Did that, same damn thing... strange stuff is, it works until I start SSHd... wonder if I'm looking in the wrong spot?  Could the sshd_config file have something in it that wacking the networking?

----------

## NathanZachary

So everything about the network functions properly before you start sshd?  Take sshd out of the boot runlevel (if it is there in the first place), and then we can narrow down what the problem is.  Also, now that you have a working Gentoo installation, this thread really should be in "networking," so I will request a move.  :Smile:   We'll figure this issue out, don't worry.

----------

## tmcmulli

 *kalos wrote:*   

> So everything about the network functions properly before you start sshd?  Take sshd out of the boot runlevel (if it is there in the first place), and then we can narrow down what the problem is.  Also, now that you have a working Gentoo installation, this thread really should be in "networking," so I will request a move.   We'll figure this issue out, don't worry.

 

No, as it turns out, sshd is not the issue. Networking starts... stays up for about a minute, then goes away.
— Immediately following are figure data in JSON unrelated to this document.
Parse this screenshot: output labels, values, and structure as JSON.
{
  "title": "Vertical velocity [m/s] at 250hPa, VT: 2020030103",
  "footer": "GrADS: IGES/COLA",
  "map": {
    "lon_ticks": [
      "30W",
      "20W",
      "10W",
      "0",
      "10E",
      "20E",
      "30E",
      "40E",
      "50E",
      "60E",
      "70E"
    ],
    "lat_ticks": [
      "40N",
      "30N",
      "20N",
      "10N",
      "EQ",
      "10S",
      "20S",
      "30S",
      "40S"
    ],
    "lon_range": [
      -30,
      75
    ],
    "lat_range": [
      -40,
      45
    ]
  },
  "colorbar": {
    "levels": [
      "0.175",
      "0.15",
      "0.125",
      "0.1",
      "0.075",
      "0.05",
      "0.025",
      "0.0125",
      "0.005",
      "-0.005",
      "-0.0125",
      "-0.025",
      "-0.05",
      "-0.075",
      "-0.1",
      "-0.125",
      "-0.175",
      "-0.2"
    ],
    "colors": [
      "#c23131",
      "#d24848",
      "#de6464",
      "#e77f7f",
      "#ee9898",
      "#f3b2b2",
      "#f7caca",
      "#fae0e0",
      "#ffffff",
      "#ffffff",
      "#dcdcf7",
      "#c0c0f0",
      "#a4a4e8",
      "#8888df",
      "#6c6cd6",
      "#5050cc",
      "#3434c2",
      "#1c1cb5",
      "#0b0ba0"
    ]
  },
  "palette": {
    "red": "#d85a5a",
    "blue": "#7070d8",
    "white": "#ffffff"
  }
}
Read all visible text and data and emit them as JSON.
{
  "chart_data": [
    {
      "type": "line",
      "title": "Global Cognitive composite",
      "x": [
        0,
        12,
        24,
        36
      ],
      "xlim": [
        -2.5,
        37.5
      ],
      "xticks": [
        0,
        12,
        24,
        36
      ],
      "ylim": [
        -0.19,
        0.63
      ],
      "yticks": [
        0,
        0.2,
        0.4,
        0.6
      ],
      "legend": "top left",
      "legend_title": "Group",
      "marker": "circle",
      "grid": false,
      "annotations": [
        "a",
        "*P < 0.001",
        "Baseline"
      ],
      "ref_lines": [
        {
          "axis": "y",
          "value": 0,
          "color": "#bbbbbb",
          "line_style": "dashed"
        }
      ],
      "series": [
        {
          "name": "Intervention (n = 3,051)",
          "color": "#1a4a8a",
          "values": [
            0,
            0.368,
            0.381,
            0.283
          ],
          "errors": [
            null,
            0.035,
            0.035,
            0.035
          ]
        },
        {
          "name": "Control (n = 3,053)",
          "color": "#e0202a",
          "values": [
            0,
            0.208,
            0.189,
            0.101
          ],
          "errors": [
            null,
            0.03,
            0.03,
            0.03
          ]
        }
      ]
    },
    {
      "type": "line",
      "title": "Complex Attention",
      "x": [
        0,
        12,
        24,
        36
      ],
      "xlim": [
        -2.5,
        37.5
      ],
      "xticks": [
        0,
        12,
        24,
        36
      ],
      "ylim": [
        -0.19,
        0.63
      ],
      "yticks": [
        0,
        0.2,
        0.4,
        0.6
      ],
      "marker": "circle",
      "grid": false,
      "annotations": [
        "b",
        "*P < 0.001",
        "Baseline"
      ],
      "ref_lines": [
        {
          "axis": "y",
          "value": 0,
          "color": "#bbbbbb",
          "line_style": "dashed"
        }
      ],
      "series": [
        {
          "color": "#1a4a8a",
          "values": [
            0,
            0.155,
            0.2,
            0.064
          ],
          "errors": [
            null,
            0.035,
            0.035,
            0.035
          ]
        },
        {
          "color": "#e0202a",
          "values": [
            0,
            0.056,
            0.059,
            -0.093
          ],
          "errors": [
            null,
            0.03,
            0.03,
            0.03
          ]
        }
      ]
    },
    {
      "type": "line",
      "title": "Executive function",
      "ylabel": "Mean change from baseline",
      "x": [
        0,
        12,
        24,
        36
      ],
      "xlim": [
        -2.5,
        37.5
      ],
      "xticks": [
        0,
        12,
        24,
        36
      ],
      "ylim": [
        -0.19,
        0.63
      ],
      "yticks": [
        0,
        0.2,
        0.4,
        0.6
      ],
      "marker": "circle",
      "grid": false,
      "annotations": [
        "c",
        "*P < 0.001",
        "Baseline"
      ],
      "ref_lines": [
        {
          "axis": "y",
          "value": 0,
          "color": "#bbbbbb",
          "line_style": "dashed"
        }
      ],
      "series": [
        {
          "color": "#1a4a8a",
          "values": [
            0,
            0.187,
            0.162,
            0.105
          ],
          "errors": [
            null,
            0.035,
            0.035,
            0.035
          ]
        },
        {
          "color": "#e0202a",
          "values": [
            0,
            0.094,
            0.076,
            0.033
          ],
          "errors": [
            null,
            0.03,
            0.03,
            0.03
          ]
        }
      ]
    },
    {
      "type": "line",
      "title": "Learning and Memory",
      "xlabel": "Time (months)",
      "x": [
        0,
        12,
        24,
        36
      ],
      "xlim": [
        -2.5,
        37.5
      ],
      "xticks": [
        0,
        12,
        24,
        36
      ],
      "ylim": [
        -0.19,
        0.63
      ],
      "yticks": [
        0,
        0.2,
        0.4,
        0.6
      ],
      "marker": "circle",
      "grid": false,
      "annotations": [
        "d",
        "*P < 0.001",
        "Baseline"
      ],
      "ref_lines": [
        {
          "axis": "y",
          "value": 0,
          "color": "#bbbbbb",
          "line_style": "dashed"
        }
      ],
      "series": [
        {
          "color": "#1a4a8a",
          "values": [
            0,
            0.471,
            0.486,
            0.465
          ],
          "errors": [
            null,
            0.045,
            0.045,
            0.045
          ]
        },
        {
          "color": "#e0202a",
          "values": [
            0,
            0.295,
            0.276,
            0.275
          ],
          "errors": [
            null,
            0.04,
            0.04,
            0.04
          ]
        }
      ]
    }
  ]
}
yeah, it's a network issue now...  I run ping, and can watch it stop responding...

thanks!

----------

## desultory

Moved from Installing Gentoo to Networking & Security.

----------

## NathanZachary

And you don't get any warnings (yellow text) or errors (red text) related to network activity during the boot sequence?

----------

## tmcmulli

 *kalos wrote:*   

> And you don't get any warnings (yellow text) or errors (red text) related to network activity during the boot sequence?

 

Nope, actually get the same IP address every time, which I think is odd...But no messages or warnings... all looks fine.

----------